Since Abiy Ahmed became Ethiopia’s Prime Minister in 2018, the Ethiopian official currency, birr, has experienced a significant and ongoing devaluation, reflecting the ruling party’s incompetence. When Abiy took office, the official exchange rate was approximately 27 birr to one U.S. dollar. By early 2025, the birr had plummeted, with rates exceeding 130 birr per dollar in official markets and 154 birr on the parallel black market, marking a decline of over 380% in just seven years.
This sharp drop stems from a combination of factors. Ethiopia’s economy has been strained by persistent foreign currency shortages, high inflation, and external pressures from institutions like the International Monetary Fund (IMF). In July 2024, the government adopted a market-based exchange rate as part of a $3.4 billion IMF loan agreement, leading to an immediate 30% devaluation overnight and further depreciation in the following months. The move aimed to address chronic economic distortions, boost exports, and attract foreign investment, but it has also fueled inflation, with prices for basic goods like food and fuel soaring.
The devaluation has hit ordinary Ethiopians hard. Public sector workers, including teachers and nurses, struggle to afford essentials as their salaries lose value. While the government has promised wage hikes for lower-income earners, many view these measures as insufficient against the backdrop of skyrocketing living costs. Critics argue internal conflicts and corruption exacerbated economic instability.
Supporters of Abiy’s regime, however, contend that the devaluation was a necessary step to align the birr’s value with market realities and reduce the gap between official and black-market rates. They point to potential long-term gains, such as increased competitiveness for Ethiopian exports like coffee and textiles. Yet, with inflation hovering around 35% in recent years and the escalating civil war in the Amhara region, the birr’s decline remains a contentious issue, leaving Abiy’s regime fragile and the country unstable.

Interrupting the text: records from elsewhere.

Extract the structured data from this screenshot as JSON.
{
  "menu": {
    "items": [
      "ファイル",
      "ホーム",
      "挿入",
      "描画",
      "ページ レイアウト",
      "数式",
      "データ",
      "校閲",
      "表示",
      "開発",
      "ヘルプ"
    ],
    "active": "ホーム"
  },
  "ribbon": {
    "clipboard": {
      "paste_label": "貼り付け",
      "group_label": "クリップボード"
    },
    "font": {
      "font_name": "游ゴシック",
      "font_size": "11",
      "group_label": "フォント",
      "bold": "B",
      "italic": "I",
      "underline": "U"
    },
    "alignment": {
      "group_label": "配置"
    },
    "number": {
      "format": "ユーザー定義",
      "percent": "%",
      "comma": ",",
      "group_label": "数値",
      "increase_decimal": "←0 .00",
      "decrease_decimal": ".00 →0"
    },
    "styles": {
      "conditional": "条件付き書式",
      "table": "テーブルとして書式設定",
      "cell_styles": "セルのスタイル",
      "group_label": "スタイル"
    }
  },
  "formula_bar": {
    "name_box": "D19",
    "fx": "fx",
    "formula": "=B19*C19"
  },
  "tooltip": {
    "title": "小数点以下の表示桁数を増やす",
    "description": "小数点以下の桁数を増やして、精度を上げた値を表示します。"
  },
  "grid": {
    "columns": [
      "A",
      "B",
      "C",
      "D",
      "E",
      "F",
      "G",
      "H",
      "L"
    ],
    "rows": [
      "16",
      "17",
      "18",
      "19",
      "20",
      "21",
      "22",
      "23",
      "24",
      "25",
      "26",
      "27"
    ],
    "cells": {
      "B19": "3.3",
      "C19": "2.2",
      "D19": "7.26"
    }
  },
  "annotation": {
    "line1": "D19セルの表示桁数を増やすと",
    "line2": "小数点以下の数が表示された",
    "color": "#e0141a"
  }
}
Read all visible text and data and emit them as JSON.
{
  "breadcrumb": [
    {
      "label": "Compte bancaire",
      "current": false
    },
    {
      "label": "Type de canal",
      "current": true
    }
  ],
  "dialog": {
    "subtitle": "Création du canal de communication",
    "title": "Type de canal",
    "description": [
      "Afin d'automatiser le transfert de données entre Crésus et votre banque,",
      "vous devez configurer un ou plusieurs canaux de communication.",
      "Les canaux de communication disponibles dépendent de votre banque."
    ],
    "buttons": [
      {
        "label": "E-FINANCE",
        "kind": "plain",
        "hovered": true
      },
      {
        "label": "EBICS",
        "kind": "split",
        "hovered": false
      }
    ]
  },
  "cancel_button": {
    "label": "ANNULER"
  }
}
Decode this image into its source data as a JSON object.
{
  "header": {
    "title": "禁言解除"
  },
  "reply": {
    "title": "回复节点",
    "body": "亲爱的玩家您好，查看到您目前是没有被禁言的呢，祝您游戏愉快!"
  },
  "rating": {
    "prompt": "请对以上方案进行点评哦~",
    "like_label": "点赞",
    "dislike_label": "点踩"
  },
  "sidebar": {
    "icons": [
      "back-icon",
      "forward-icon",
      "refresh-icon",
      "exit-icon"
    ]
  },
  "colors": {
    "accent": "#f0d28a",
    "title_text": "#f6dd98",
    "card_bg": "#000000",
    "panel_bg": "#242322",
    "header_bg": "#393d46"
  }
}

Abiy, who campaigned on promises of democratic reforms and political openness, has faced criticism for presiding over an increasingly repressive government. Reports of jailed opposition leaders and journalists, alongside restrictions on political parties, have stifled dissent. This climate of political instability has deterred foreign investment and exacerbated Ethiopia’s economic woes, contributing to the birr’s steep decline.